The equipments for the most of the wet abrasive blast methods are usually cabinet mounted and are often modified by auxiliary strippers, take-off conveyors, and wash-rinse dry stations. The basic designs include the vertical wheel, horizontal plane turntable, shuttle with rail or car extensions, chain or belt conveyors, self-contained turning mechanisms designed for shafts and tubular parts, and combination tumbling-cabinet machines. The slurry can be propelled against a surface by any of the following three distinct methods.

  • By a stream of compressed air which raises the slurry through a siphoning action and then projects it through a suitably designed nozzle.
  • By means of compressed air which propels a gravity-fed slurry to a gun.
  • By use of a high-pressure centrifugal pump which produces the required speed of projection for the slurry.

There are several variations of wet abrasive blast methods for specialty processes. Some of these processes have resulted in new process names although these processes can be categorized under wet abrasive blast methods. All the wet abrasive blast methods can be classified in the following two types.

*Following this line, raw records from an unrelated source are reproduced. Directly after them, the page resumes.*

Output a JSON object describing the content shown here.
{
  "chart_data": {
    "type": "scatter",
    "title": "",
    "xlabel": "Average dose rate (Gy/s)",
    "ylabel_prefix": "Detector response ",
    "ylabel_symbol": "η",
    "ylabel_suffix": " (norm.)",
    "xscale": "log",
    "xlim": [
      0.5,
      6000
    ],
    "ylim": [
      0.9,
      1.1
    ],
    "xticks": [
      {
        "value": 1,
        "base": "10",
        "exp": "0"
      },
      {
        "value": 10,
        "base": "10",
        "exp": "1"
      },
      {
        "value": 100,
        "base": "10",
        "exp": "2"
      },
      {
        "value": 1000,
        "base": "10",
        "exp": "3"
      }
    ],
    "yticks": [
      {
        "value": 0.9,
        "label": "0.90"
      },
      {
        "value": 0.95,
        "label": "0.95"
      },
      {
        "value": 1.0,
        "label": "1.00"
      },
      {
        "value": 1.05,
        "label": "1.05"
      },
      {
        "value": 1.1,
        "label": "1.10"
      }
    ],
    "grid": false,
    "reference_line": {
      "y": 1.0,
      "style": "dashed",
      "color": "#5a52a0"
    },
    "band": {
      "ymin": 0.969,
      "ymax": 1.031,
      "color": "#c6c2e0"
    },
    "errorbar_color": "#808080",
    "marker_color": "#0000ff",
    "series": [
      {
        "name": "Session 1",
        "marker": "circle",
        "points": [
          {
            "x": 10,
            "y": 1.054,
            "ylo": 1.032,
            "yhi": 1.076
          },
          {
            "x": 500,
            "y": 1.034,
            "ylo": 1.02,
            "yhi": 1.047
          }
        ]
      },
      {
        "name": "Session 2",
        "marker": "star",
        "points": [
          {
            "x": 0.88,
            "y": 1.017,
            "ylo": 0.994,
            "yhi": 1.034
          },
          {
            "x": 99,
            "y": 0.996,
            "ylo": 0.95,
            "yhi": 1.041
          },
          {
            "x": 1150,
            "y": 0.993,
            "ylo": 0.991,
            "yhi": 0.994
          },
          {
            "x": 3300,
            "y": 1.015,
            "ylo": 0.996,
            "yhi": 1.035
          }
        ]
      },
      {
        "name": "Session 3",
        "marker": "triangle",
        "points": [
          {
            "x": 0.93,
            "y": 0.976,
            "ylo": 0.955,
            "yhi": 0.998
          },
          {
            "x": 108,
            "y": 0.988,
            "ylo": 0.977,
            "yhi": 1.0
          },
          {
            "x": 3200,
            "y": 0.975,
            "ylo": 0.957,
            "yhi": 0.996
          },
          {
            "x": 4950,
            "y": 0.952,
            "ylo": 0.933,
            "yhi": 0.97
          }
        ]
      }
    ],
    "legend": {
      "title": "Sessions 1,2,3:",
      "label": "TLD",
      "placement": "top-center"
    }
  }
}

  • Hydro-blast process – In this process sand is mixed with water and propelled by the water pressure.
  • Vapour-blast process – In this process abrasive is suspended in a liquid projected at high velocity by a jet of compressed air.

Combination of reverse bending and shot blasting methods

In this descaling process, both the methods of descaling namely reverse bending and shot blasting are used in series in the rod drawing line. Normally reverse bending method is used first followed by shot blasting method.

Types of abrasive materials

A variety of different abrasive materials are in common use. Selection of a specific type depends primarily on economic, metallurgical and practical engineering factors. The common used abrasives are sand, steel shot, steel grit, aluminum, flint/garnet, glass beads, carbides, slag, and organic materials.

Steel shots are spherical grains made of liquid steel through an atomization (granulation) process. These cast steel shots are available in different sizes and hardness. Generally steel shots are manufactured from steel scrap in an electric arc or induction furnace. Steel scrap is melted in the furnace then the liquid steel is atomized into shot by water jet. Steps in the manufacturing process for the steel shots are (i) melting of steel scrap, (ii) atomizing of liquid steel by high pressure water jet, (iii) drying of the shots, (iv) screening (separation of the SAE shot size from the oversized shot particles used for grit production), (v) spiraling (removal of the irregular shaped shot), (vi) quenching (for the production of superior particle integrity with minimal stress cracks), (vii) tempering, (viii) screening, and (ix) packaging.

The shot particles in the state of largest diameter are split forming the angular steel grit and used as abrasives for shot blasting process. The steel shots are normally durable because of its low friability. The shots get tempered due to the impact of blasting. Its hardness increases over time, allowing the media to deliver consistent, repeatable performance over thousands of cycles. As produced, the steel shots generally have a Rockwell hardness of 40 HRC to 60HRC. Steel shots have extremely low breakdown rate with virtually no production of dust. These are used for heavy scouring and to produce very bright finishes since the steel shots deliver high-impact energy and fast cleaning rates.

This abrasive material is selected according to the work to be performed, not only by the size of the particle which is mostly uniform in all of them, but also be the hardness in certain range. The particles are easily recycled as being able to be projected from 700 to 5000 times according to the diameter, type and hardness of the abrasive used.